Transférer des savoirs et des savoirs faire dans l’interculturel
Année : 2009
Thème :
Type :
Auteur(s) :
JAVELAUD Elisabeth (France)
Résumé :
En mai 2005, SM le Roi du Maroc Mohammed VI a lancé un programme d'envergure : l'Initiative Nationale du Développement Humain. Celui-ci s'est donné pour cibles de développement : la construction d'infrastructures en eau potable, en électricité et en réseaux routiers ; la création d'emplois et d'activités génératrices de revenus ; enfin, le développement de services sociaux pour les publics spécifiques (jeunes à risque, femmes, sans domicile, personnes âgées et personnes handicapées).
Dans ce cadre, un établissement public national, en charge des populations vulnérables, a souhaité lancer un programme de modernisation de son dispositif de lutte contre la pauvreté et les disparités sociales.
L'axe majeur, la décentralisation/déconcentration, préparant à terme « un processus de transfert de responsabilités du central vers le régional et le provincial », correspond au souhait d'améliorer l'efficacité de son action, en délégant certaines attributions de l'échelon administratif central, à ses agents locaux.
Si la déconcentration implique une adaptation de l'organisation administrative des services de l'établissement public, en conservant sa structure hiérarchique, elle s'appuie sur une montée homogène en compétences, de l'ensemble de ses agents.
L'établissement public s'est retourné vers les services de Coopération de l'Ambassade de France, qui mettaient à sa disposition des experts français, pour accompagner une partie de cette dynamique. Sur place, les interventions des experts n'ont cessé de croiser les références culturelles liées aux contextes nationaux. Ainsi, la demande de l'établissement public d'une aide à la conception de modèles d'établissement proches des standards européens, nécessite de faire émerger les écarts entre l'existant et l'idéal. Cette démarche confirme combien le rapport au réel est un construit culturel qui s'avère malaisé à partager.
D'autant que les uns pensent en « processus toujours à l'œuvre » et les autres en « modèle fini », rencontrant de nouveau des cultures du changement bien différentes. Une première approche de la société marocaine amène à constater que cette société est culturellement structurée sur le droit, ce qui pourrait être vu comme proche du cadre européen ; mais à la différence des sociétés européennes, elle n'a pas pour base l'individu et son autonomie. La structure de base en est la famille.

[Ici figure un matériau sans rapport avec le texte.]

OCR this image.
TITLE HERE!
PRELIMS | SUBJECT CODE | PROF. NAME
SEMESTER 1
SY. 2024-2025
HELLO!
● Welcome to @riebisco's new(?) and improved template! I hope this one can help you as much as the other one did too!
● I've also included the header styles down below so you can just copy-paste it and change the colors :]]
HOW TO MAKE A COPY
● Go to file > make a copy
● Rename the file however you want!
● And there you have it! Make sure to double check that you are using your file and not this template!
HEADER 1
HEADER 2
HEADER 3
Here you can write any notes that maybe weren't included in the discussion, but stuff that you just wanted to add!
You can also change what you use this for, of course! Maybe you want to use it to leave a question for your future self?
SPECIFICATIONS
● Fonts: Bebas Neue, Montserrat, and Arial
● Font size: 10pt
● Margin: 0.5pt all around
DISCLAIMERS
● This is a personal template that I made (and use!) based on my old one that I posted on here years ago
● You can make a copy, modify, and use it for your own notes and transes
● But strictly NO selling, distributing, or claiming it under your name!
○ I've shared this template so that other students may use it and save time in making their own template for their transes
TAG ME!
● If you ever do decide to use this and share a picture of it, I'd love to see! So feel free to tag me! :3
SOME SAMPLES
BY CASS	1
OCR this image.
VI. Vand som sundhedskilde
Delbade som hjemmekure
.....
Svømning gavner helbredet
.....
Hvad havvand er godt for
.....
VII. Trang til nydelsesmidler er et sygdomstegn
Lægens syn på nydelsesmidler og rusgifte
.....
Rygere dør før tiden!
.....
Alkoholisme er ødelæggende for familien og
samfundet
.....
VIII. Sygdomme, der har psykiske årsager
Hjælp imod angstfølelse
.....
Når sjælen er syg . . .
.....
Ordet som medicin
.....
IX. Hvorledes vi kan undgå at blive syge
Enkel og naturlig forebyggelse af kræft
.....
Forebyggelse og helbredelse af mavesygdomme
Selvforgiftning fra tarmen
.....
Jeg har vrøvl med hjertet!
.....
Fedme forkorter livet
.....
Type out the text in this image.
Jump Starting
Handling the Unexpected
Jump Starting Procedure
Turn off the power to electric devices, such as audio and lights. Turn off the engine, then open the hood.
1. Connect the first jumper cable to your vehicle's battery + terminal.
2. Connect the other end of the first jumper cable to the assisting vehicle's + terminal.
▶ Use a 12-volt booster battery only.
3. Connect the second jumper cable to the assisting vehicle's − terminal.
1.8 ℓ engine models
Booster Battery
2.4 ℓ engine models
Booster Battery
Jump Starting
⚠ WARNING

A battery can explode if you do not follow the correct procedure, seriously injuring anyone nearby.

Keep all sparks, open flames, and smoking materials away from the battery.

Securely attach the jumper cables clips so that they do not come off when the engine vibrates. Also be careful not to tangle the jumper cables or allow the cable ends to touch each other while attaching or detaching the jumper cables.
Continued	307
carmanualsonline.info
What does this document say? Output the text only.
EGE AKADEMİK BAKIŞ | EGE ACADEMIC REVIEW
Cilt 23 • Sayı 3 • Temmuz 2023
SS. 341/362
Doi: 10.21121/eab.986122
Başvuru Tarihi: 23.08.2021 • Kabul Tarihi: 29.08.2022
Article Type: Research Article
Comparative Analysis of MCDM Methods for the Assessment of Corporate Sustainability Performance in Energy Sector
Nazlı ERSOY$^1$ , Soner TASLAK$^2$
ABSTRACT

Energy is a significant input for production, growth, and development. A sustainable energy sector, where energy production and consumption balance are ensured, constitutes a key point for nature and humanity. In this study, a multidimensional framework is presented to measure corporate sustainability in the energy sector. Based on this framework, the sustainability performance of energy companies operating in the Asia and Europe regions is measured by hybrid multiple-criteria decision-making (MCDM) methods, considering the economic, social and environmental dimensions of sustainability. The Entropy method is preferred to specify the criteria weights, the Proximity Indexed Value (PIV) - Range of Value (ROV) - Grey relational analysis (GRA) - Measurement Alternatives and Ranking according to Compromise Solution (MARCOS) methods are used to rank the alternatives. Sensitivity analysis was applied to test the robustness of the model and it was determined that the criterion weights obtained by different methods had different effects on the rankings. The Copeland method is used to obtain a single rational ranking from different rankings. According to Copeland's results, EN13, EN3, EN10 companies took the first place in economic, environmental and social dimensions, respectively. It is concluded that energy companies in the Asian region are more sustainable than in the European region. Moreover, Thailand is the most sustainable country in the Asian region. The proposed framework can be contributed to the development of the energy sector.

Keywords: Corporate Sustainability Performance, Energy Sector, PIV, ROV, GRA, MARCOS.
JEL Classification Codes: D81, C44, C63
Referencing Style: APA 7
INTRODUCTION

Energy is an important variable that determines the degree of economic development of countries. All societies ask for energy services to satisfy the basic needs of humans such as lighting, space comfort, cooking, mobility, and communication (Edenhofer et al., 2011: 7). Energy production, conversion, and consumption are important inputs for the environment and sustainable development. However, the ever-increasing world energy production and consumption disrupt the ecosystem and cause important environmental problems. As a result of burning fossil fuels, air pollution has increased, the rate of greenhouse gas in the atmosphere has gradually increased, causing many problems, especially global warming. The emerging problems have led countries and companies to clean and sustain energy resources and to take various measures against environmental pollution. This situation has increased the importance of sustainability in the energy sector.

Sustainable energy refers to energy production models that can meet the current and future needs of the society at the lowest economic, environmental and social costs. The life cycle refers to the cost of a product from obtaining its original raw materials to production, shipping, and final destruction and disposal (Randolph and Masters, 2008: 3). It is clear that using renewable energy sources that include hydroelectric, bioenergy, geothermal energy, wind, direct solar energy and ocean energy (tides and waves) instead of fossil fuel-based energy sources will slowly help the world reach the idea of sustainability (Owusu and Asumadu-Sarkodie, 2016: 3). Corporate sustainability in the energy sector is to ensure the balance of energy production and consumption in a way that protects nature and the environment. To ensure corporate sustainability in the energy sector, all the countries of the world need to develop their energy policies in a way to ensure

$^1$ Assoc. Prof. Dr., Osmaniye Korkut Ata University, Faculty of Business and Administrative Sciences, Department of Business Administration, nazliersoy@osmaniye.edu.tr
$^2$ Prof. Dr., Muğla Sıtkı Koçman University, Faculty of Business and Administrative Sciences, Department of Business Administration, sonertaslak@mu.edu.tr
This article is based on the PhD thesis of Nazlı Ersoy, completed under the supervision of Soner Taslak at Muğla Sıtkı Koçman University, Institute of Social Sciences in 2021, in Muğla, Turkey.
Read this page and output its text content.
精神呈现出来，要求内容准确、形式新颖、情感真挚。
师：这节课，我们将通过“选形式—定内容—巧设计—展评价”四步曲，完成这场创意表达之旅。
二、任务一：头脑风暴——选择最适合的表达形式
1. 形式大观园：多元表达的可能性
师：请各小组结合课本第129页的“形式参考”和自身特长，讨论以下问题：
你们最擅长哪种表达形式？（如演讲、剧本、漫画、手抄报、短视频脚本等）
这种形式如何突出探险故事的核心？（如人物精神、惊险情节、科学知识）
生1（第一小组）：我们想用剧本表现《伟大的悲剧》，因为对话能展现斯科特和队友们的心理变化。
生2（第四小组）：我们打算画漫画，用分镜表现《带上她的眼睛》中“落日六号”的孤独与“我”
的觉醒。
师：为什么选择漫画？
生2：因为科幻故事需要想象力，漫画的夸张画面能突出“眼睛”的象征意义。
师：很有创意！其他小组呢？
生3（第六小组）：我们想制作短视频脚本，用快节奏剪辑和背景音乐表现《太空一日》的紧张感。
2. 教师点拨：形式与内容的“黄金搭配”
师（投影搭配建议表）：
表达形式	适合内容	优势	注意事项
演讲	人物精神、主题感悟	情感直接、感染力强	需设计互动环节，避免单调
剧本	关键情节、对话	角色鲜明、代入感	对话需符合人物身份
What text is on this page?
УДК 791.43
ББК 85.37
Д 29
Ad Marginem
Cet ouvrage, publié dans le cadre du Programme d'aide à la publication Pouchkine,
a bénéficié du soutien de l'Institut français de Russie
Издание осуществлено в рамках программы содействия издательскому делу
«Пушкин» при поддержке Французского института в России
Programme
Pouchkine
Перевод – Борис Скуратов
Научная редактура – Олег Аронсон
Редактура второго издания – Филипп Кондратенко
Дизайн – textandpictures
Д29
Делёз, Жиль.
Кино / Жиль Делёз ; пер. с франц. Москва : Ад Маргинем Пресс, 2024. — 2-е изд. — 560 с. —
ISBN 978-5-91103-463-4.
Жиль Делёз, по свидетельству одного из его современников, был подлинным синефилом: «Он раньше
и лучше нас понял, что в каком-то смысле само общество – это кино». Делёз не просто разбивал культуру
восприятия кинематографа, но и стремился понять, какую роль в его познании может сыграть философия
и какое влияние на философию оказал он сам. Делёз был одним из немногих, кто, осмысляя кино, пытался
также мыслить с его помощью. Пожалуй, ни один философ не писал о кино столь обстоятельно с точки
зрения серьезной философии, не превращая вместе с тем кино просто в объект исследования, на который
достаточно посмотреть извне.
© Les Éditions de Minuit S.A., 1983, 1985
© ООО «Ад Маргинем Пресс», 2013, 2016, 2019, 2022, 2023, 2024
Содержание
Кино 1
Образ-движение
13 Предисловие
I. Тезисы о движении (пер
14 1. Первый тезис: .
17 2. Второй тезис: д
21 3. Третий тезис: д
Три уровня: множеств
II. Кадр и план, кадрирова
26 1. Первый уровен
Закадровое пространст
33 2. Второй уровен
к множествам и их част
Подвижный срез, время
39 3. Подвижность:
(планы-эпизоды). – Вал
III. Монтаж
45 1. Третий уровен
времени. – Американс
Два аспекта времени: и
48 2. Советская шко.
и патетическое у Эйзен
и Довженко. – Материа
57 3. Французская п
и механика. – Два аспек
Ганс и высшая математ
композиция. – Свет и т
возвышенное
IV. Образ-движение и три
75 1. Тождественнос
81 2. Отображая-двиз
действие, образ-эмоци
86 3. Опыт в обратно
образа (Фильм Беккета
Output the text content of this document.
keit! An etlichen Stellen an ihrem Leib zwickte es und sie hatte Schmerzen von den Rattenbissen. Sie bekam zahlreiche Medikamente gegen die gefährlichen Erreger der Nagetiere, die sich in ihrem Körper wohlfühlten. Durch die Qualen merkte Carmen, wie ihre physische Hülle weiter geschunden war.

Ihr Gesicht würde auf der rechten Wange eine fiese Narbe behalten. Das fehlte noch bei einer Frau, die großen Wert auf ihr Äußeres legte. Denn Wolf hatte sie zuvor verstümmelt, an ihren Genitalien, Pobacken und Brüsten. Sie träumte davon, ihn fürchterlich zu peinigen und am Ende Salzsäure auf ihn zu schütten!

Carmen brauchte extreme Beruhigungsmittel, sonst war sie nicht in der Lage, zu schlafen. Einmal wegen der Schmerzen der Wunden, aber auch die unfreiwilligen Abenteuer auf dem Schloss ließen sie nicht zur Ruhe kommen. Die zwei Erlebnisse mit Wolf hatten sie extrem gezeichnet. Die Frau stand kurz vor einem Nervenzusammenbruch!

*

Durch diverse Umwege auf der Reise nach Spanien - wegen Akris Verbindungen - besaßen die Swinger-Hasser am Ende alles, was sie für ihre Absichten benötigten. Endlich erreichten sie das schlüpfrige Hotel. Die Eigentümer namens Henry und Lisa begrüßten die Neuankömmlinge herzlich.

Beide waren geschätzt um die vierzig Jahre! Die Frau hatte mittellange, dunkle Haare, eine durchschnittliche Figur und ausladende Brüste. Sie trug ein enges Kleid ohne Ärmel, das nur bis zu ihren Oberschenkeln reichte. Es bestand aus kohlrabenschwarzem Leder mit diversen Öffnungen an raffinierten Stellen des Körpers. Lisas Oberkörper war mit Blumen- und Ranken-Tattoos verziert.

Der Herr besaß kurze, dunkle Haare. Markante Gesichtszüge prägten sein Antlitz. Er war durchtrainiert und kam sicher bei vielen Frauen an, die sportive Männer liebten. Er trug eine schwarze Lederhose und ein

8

Ainsi, les expériences de prise en charge des « enfants des rues » relatées par les intervenants sociaux des territoires, butent sur l'objectif affiché du retour en famille, alors que les situations sociales d'éclatement des cellules familiales les plus démunies, ne le permettent majoritairement pas.
L'utilisation d'un terme générique pour désigner un public cible n'implique pas qu'il existe un consensus concernant ce concept. Construire une définition commune « des enfants des rues » est complexe: beaucoup enfants vivent dans la rue au Maroc, notamment dans les quartiers défavorisés et les bidonvilles ; ce qui ne signifie pas qu'ils sont « enfants des rues ». La plupart erre la journée, parce qu'ils sont déscolarisés ou font de petits boulots (ou du trafic) nécessaires à leur survie, mais rentrent dormir en famille le soir.
De fait, un tel terme, non stabilisé pour les acteurs sociaux des territoires, provoque des risques de piétinement, de blocage des échanges et de la possibilité d'approfondir la réflexion.
Ces quelques exemples montrent la difficulté de transmettre des pratiques professionnelles entre acteurs de cultures différentes. Le nécessaire décentrage permanent oblige à revisiter les référentiels et les méthodologies d'intervention.
Ces ajustements sont au cœur du processus d'accompagnement d'une professionnalisation des acteurs sociaux dans le cadre d'une coopération internationale.